The Formal Elements of Art
An Introduction to Visual Language, from a Novice.
When talking about art, design, and visual language, there is a shared vocabulary. Words that, in just a few letters, convey a visual idea as fundamental as the elements in the periodic table.
I’m just a novice on this subject, having only formally studied Art and Creative Design for a couple of weeks, but here, I’ll try to cover the 7 formal elements of art, and explain a little about each one.
A line is simply an element defined by a point moving in space. A line may be two-dimensional, like a diagonal line or a curved arc, or 3-dimensional, moving through the X,Y and Z axes.
Lines can outline a shape or form, but they can also be implied, through the use of space or the edge of a object.
A shape is an element of art which is two-dimensional. That means that it is flat, or limited to height and width. Shapes can be geometric – like a square, hexagon or circle – or they can be organic and free form.
A form is an element of art which is two-dimensional. That means that it is “3D” and has height, width and depth. Examples of “forms” are cubes, pyramids and spheres. But any three-dimensional shape is also a form.

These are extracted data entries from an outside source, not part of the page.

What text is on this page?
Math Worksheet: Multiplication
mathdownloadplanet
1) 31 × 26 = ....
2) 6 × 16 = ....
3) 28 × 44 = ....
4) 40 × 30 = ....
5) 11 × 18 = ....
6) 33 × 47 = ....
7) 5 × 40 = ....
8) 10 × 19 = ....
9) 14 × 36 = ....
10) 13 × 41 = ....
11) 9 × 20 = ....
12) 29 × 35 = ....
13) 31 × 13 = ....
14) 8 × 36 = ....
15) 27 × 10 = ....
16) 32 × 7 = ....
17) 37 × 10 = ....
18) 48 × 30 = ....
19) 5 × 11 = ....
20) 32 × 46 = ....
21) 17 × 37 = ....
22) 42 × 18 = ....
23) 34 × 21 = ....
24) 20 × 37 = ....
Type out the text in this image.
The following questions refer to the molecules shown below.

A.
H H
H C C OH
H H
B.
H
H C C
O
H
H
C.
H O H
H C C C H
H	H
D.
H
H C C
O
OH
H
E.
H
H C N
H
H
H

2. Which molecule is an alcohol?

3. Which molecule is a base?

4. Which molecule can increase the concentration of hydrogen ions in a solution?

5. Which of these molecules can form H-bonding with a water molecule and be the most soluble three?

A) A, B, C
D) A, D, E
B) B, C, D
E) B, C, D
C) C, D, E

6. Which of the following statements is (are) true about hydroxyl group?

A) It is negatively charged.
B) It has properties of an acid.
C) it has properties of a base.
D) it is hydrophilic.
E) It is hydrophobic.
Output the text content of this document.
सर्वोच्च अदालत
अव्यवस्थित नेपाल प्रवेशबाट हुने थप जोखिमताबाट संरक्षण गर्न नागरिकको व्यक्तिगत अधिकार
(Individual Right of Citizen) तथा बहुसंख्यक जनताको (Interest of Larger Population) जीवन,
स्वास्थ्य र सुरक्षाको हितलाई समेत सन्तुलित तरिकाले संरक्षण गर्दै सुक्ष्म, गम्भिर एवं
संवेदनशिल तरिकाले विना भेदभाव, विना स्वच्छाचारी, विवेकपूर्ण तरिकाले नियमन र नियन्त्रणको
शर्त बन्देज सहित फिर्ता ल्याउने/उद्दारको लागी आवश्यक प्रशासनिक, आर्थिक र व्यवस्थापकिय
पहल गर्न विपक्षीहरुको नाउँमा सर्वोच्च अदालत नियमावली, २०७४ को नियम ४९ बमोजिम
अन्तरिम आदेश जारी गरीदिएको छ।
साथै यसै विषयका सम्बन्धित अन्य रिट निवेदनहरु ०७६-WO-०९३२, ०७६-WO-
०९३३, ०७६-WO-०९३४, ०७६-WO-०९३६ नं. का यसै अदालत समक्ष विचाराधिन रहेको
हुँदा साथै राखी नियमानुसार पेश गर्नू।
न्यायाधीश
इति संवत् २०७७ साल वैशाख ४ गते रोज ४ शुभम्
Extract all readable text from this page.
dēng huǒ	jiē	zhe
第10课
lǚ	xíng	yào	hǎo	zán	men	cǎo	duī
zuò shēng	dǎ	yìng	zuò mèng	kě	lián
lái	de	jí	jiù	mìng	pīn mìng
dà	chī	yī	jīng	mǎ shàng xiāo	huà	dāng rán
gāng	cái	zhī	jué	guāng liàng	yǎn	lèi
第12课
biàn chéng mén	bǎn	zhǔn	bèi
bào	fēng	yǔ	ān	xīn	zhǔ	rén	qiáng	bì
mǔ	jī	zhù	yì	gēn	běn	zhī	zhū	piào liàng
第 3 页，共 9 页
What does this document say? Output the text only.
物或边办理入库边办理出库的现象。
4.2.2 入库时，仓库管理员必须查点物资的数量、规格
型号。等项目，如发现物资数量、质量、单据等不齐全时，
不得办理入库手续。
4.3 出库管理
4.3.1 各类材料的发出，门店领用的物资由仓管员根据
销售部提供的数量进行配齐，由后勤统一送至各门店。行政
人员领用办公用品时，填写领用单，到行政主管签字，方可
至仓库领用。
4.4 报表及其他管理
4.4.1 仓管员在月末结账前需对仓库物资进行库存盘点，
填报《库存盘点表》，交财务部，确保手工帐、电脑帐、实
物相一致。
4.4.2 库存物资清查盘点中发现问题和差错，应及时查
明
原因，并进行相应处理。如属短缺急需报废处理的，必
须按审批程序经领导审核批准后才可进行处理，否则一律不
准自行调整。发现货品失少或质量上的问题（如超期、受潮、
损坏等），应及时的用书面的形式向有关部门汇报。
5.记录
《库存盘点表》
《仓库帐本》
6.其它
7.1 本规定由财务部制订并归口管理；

Value is the name given to the lightness or darkness or tones and colours. The lightest value is white, and the darkest is black. The value exactly halfway between these two tones is calls “middle gray”, unimiginatelively.
Space is an element of art where positive and negative areas are defined or a sense of depth is achieved within a work of art. In digital design, this is most often called “Negative Space” and refers to the space between elements, rather than the space occupied by elements on a screen.
Colour (or Color)
Colour, as a fundamental element, is made up of three properties: hue, value, and saturation.
Hue is the name of the colour, such as red or green.
Value is the lightness or darkness of the colour, achieved through the addition of black or white. Dark and light would be values of red or green.
Saturation is the quality of the brightness and purity of a colour. A colour with high saturation is strong and bright. A colour with low saturation is faint and dull.
Texture refers to the way things feel – whether you’re touching the thing or looking at something and imagining what it may feel like. Textures include soft, hard, smooth, rough, sharp, blunt, and more.
By bringing these fundamental elements together, artists and designers are able to share a vocabulary and ideas, aiding in communication.
And by understanding these words, you’re better able to describe a piece of art or an object and work out why the artistic and design decisions may have been made.